Improving Water Infrastructure in the Digital Age
International World Water Day is a great time to take a quick dive into the deep end of water infrastructure in the US and look at how water agencies across the country are overcoming challenges with a little help from technology.
We’ve all read or at least heard the dire warnings about aging infrastructure across all sectors from transportation to utilities, particularly water related assets. The American Water Works Association estimates $1 trillion—yes, trillion—is required to maintain and expand service to meet demands over the next 25 years.
It’s largely up to state and local agencies to get a handle on the necessary upgrades and improvements while establishing more cost-effective, sustainable and environmentally-friendly networks within the framework of existing program management practices.
It’s not easy. Often largely paper-based, highly bureaucratic and understaffed, many of these agencies already struggle with tracking and managing all the parts and pieces of projects without adding a large capital improvement program to the mix.
That’s why progressive agencies such as Pittsburgh Water and Sewer Authority (PWSA) in Pittsburgh, Pennsylvania and the City of Arlington, Texas, are taking a technology-based approach, adopting and adapting a web-based project management information system (PMIS), e-Builder Enterprise to their operations.
For instance, PWSA has shifted from a fix-as-fails mode of repair and replacement to a system preservation and maintenance approach—and along with that shift, the agency is spending 4x (around $60 million) annually on repairs and upgrades. With the increased investment came the need to improve project management and increase visibility into associated financials. That’s why PWSA also adopted a PMIS that is helping them instantly and easily track, manage and visualize where work is proposed, ongoing or complete—all with the same size staff.
Similarly, the City of Arlington Departments of Public Works & Transportation, Water Utilities, and Parks & Recreation is managing a multi-million-dollar capital improvement program that will include water, sewer, drainage, roadway, facility construction, and park projects. They’re specifically using the technology to enable the capital improvement program team to easily allocate and track monies from different funding sources.
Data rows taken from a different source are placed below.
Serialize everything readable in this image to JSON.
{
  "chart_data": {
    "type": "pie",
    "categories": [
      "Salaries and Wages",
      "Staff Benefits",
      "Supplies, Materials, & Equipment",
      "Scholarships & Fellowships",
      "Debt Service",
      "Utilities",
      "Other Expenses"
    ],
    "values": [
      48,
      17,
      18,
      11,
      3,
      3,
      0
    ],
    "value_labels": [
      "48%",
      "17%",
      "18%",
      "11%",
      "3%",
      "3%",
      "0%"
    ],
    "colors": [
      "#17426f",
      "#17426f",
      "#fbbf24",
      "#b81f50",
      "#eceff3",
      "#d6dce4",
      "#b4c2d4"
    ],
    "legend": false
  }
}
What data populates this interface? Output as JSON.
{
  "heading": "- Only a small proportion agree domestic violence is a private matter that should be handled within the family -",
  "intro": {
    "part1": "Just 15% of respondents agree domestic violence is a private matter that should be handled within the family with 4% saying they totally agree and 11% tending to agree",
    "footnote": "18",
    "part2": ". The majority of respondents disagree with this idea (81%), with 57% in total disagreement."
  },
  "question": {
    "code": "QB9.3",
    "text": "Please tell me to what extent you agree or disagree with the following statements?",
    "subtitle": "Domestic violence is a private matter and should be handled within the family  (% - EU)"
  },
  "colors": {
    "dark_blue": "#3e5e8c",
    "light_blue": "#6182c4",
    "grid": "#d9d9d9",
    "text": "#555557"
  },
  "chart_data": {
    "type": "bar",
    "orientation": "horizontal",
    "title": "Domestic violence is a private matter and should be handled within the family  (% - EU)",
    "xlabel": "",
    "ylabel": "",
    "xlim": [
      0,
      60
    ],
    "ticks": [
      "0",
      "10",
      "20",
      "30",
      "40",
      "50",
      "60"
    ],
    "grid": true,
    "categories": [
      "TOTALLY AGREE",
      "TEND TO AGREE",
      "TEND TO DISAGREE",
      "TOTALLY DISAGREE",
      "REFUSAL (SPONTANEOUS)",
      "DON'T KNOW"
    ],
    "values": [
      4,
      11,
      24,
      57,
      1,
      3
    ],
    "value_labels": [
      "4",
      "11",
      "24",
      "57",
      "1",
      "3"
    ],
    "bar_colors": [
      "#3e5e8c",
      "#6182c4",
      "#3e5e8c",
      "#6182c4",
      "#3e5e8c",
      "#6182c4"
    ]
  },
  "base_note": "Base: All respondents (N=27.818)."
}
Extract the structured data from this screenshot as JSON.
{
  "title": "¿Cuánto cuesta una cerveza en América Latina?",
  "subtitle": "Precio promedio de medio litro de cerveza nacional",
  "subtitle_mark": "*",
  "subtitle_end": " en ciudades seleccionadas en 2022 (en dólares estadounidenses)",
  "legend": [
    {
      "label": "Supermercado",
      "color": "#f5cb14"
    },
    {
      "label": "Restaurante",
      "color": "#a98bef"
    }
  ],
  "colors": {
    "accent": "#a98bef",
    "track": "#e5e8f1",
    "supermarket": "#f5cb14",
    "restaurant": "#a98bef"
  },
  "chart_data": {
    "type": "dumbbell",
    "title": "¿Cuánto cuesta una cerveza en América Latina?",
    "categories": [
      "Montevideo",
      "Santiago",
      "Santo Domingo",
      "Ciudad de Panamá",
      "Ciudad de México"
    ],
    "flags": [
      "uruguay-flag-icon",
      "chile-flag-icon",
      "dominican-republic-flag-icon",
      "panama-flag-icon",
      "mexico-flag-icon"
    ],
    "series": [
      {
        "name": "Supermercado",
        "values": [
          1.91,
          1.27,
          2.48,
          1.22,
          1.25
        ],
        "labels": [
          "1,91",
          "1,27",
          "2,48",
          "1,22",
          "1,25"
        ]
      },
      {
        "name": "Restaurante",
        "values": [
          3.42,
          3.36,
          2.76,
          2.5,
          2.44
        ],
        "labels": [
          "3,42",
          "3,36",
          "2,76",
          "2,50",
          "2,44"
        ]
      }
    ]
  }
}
As we strive towards universal access to clean water, sanitation facilities and sustainable management of freshwater resources, let’s applaud the many agencies across the country that work tirelessly to maintain and improve our modern conveniences…with a little help from technology.
World Water Day is coordinated by UN-Water – the UN’s inter-agency collaboration mechanism for all freshwater related issues - in collaboration with governments and partners.